Gaillardetz argued to reform the relationship between the local Church and the Church hierarchy. He specifically highlighted the relationship between bishops and the communities they serve. Gaillardetz envisioned a Church in which bishops are not ordained to titular sees, but instead are called from and for their local communities in smaller sees to which they are more accountable. This reform, he proposed, would require dividing existing dioceses into smaller jurisdictions, but it would allow bishops to be more active with the faithful as opposed to the honorific model that some episcopal appointments project.
Massa then invited the panelists to either expand on their first point or to highlight a new theological question of interest. Zagano took this opportunity to expand on her first point—the diaconate for women. She highlighted for the audience that no doctrinal law prohibits women’s ordina- tion to the diaconate, only ecclesial law. She illustrated this point with the story of two women ordained to the diaconate as recently as 19th century France.

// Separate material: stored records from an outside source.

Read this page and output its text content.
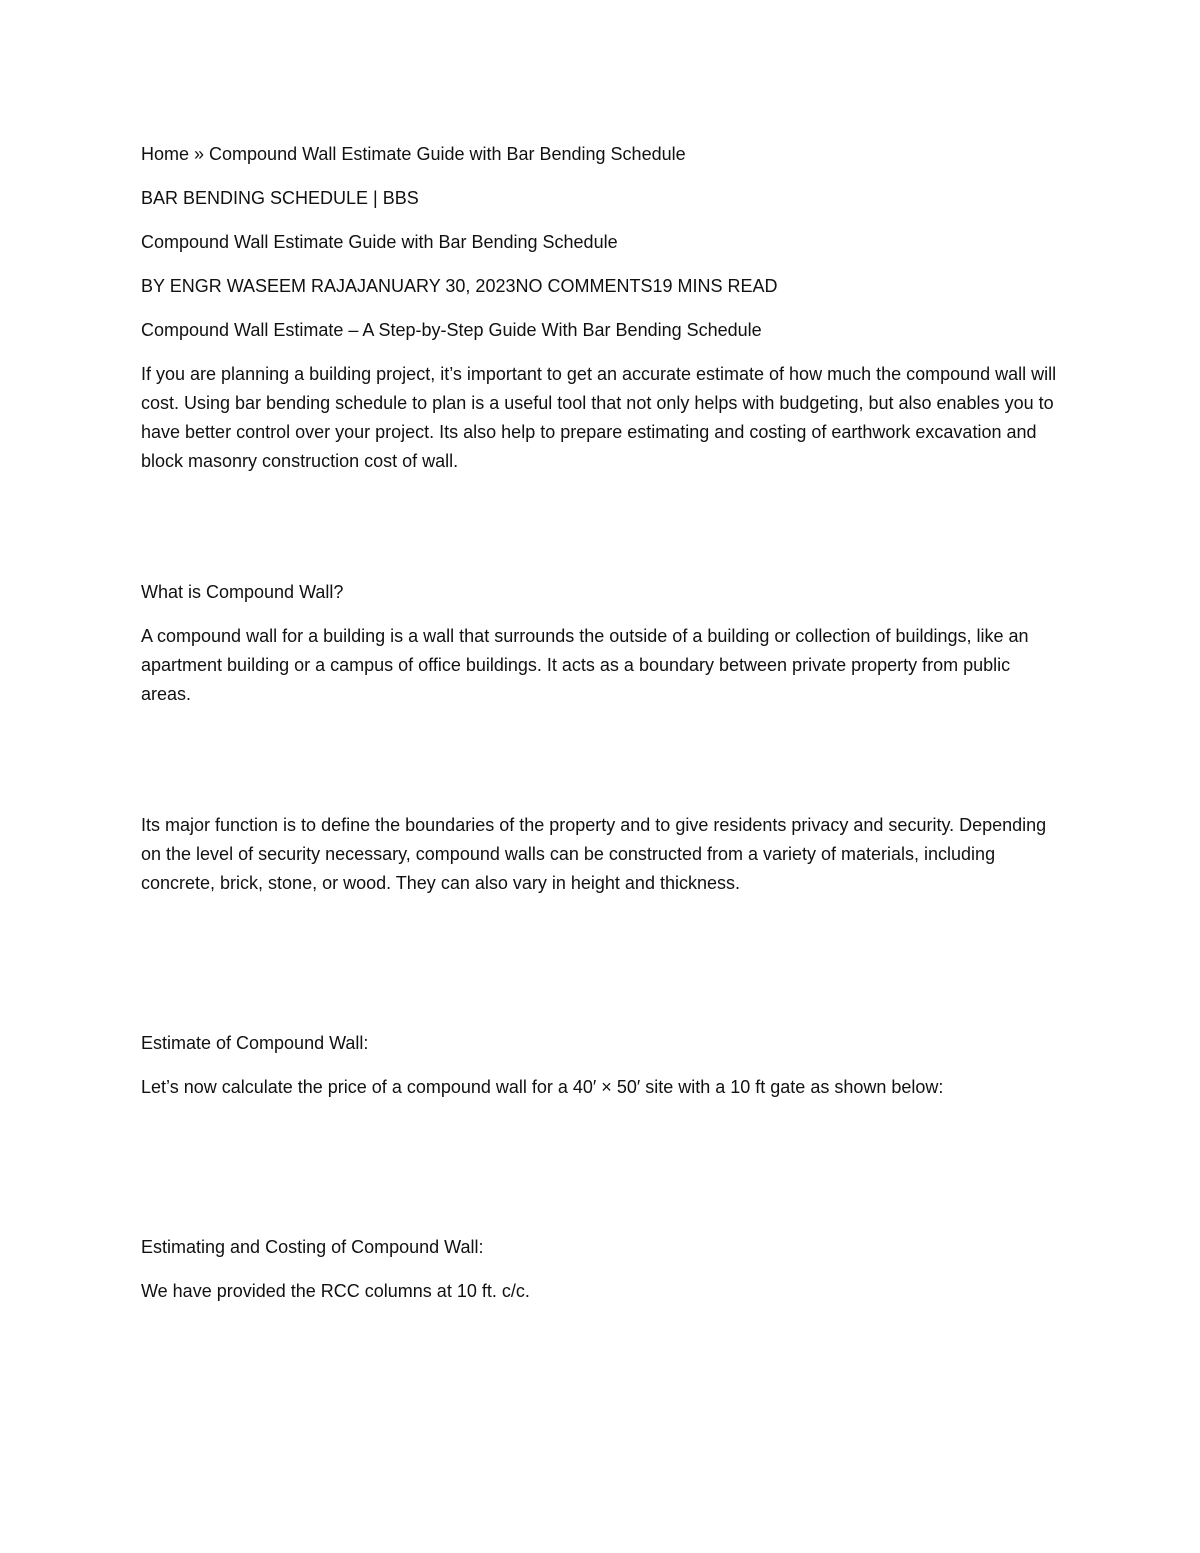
Home » Compound Wall Estimate Guide with Bar Bending Schedule

BAR BENDING SCHEDULE | BBS

Compound Wall Estimate Guide with Bar Bending Schedule

BY ENGR WASEEM RAJAJANUARY 30, 2023NO COMMENTS19 MINS READ

Compound Wall Estimate – A Step-by-Step Guide With Bar Bending Schedule

If you are planning a building project, it’s important to get an accurate estimate of how much the compound wall will cost. Using bar bending schedule to plan is a useful tool that not only helps with budgeting, but also enables you to have better control over your project. Its also help to prepare estimating and costing of earthwork excavation and block masonry construction cost of wall.

What is Compound Wall?

A compound wall for a building is a wall that surrounds the outside of a building or collection of buildings, like an apartment building or a campus of office buildings. It acts as a boundary between private property from public areas.

Its major function is to define the boundaries of the property and to give residents privacy and security. Depending on the level of security necessary, compound walls can be constructed from a variety of materials, including concrete, brick, stone, or wood. They can also vary in height and thickness.

Estimate of Compound Wall:

Let’s now calculate the price of a compound wall for a 40′ × 50′ site with a 10 ft gate as shown below:

Estimating and Costing of Compound Wall:

We have provided the RCC columns at 10 ft. c/c.
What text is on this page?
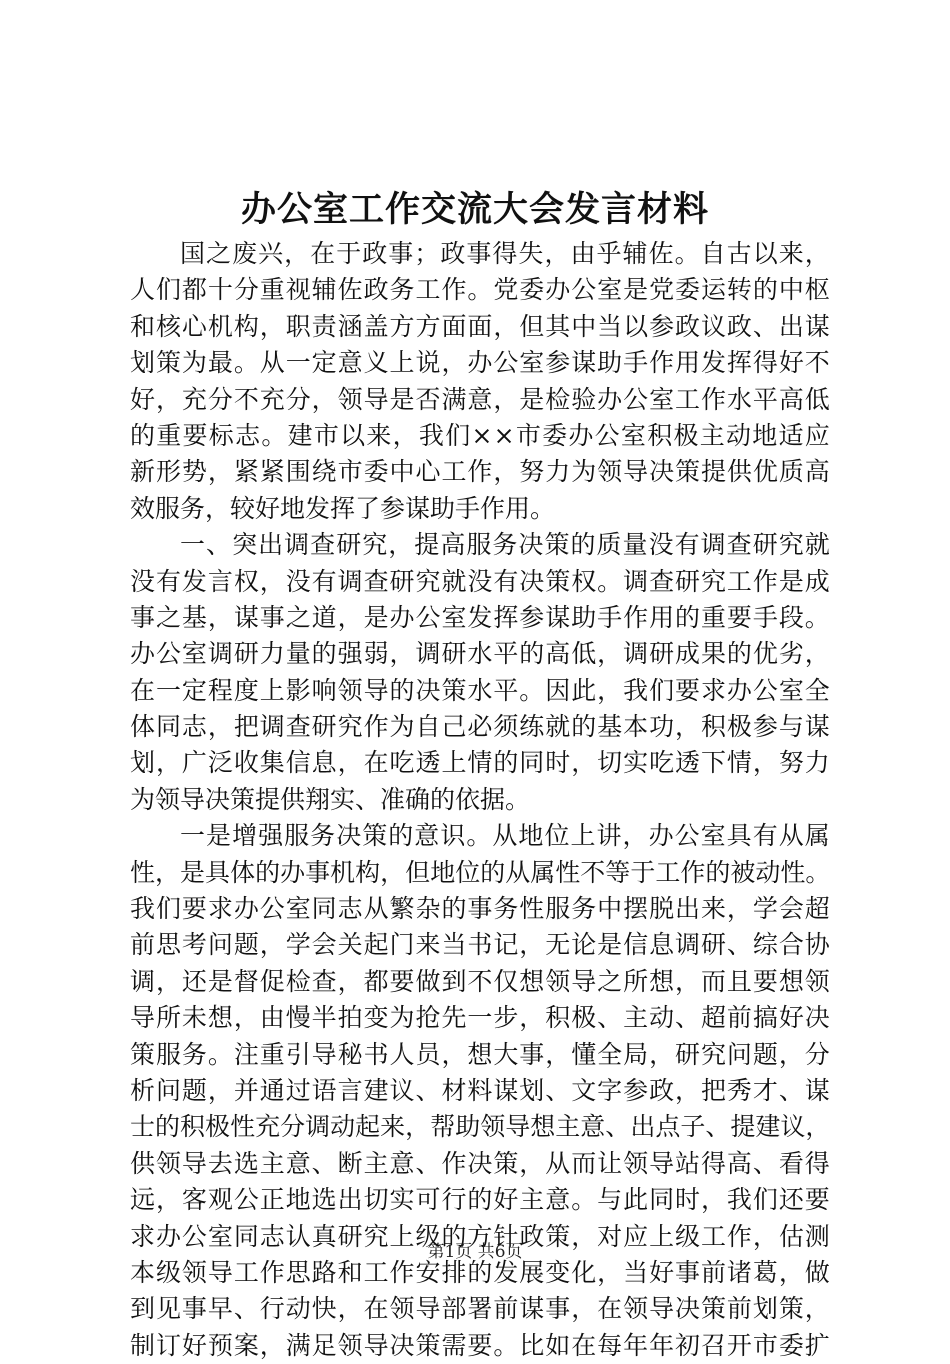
办公室工作交流大会发言材料
国 之 废 兴 ， 在 于 政 事 ； 政 事 得 失 ， 由 乎 辅 佐 。 自 古 以 来 ，
人 们 都 十 分 重 视 辅 佐 政 务 工 作 。 党 委 办 公 室 是 党 委 运 转 的 中 枢
和 核 心 机 构 ， 职 责 涵 盖 方 方 面 面 ， 但 其 中 当 以 参 政 议 政 、 出 谋
划 策 为 最 。 从 一 定 意 义 上 说 ， 办 公 室 参 谋 助 手 作 用 发 挥 得 好 不
好 ， 充 分 不 充 分 ， 领 导 是 否 满 意 ， 是 检 验 办 公 室 工 作 水 平 高 低
的 重 要 标 志 。 建 市 以 来 ， 我 们 × × 市 委 办 公 室 积 极 主 动 地 适 应
新 形 势 ， 紧 紧 围 绕 市 委 中 心 工 作 ， 努 力 为 领 导 决 策 提 供 优 质 高
效服务，较好地发挥了参谋助手作用。
一 、 突 出 调 查 研 究 ， 提 高 服 务 决 策 的 质 量 没 有 调 查 研 究 就
没 有 发 言 权 ， 没 有 调 查 研 究 就 没 有 决 策 权 。 调 查 研 究 工 作 是 成
事 之 基 ， 谋 事 之 道 ， 是 办 公 室 发 挥 参 谋 助 手 作 用 的 重 要 手 段 。
办 公 室 调 研 力 量 的 强 弱 ， 调 研 水 平 的 高 低 ， 调 研 成 果 的 优 劣 ，
在 一 定 程 度 上 影 响 领 导 的 决 策 水 平 。 因 此 ， 我 们 要 求 办 公 室 全
体 同 志 ， 把 调 查 研 究 作 为 自 己 必 须 练 就 的 基 本 功 ， 积 极 参 与 谋
划 ， 广 泛 收 集 信 息 ， 在 吃 透 上 情 的 同 时 ， 切 实 吃 透 下 情 ， 努 力
为领导决策提供翔实、准确的依据。
一 是 增 强 服 务 决 策 的 意 识 。 从 地 位 上 讲 ， 办 公 室 具 有 从 属
性 ， 是 具 体 的 办 事 机 构 ， 但 地 位 的 从 属 性 不 等 于 工 作 的 被 动 性 。
我 们 要 求 办 公 室 同 志 从 繁 杂 的 事 务 性 服 务 中 摆 脱 出 来 ， 学 会 超
前 思 考 问 题 ， 学 会 关 起 门 来 当 书 记 ， 无 论 是 信 息 调 研 、 综 合 协
调 ， 还 是 督 促 检 查 ， 都 要 做 到 不 仅 想 领 导 之 所 想 ， 而 且 要 想 领
导 所 未 想 ， 由 慢 半 拍 变 为 抢 先 一 步 ， 积 极 、 主 动 、 超 前 搞 好 决
策 服 务 。 注 重 引 导 秘 书 人 员 ， 想 大 事 ， 懂 全 局 ， 研 究 问 题 ， 分
析 问 题 ， 并 通 过 语 言 建 议 、 材 料 谋 划 、 文 字 参 政 ， 把 秀 才 、 谋
士 的 积 极 性 充 分 调 动 起 来 ， 帮 助 领 导 想 主 意 、 出 点 子 、 提 建 议 ，
供 领 导 去 选 主 意 、 断 主 意 、 作 决 策 ， 从 而 让 领 导 站 得 高 、 看 得
远 ， 客 观 公 正 地 选 出 切 实 可 行 的 好 主 意 。 与 此 同 时 ， 我 们 还 要
求 办 公 室 同 志 认 真 研 究 上 级 的 方 针 政 策 ， 对 应 上 级 工 作 ， 估 测
本 级 领 导 工 作 思 路 和 工 作 安 排 的 发 展 变 化 ， 当 好 事 前 诸 葛 ， 做
到 见 事 早 、 行 动 快 ， 在 领 导 部 署 前 谋 事 ， 在 领 导 决 策 前 划 策 ，
制 订 好 预 案 ， 满 足 领 导 决 策 需 要 。 比 如 在 每 年 年 初 召 开 市 委 扩
第1页 共6页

O’Connell introduced a new point. He perceives a struggle between the strict and lenient interpretations of Church precepts, laws, and beliefs as well as in the discourse between the two. American Catholics are thus faced with a choice between extreme right or left (conservative or progressive) positions with little room for a middle ground. In response to this situation, O’Connell proposed two remedies. One remedy is “to learn to love baseball before one learns the rules of the game.” In this, O’Connell emphasized that learning to love God should be prioritized over engaging in theological debates about canon law. A second remedy is advocating for a centered Catholicism that refuses the demand adherence polemical stances are making from both sides. These, he believes, ought to be enticing for individuals looking to return to the Church, which can be facilitated by a program— comparable to RCIA—to welcome back lapsed Catholics.
Imperatori-Lee made the case for decolonizing the Church. She asserted that many minoritized Catholics, such as women, Latinx, Asian, and African Catholics, have been subjugated and instrumentalized by the Catholic Church. She hopes that someday non-Western Catholics will be able to fully participate in and thus shape the Catholic ecclesial narrative. As she said, “Wounds heal from the margins in.”
Finally, Gaillardetz hopes to find a new theology that gives people a reason to stay in the Catholic Church in the midst of so many reasons to leave. When the Second Vatican Council declared that salvation can be found outside the Church, out of a sense of salvific optimism, the unintended consequence was complacency by Church hierarchy. Gaillardetz envisions a new practical theology that attracts young people and marginalized communities.
The lively Q&A session that followed focused on inclusion within the Catholic Church. The audience raised issues such as the role of “paraecclesial” communities in the Church and women of color in Jesuit institutions of higher education.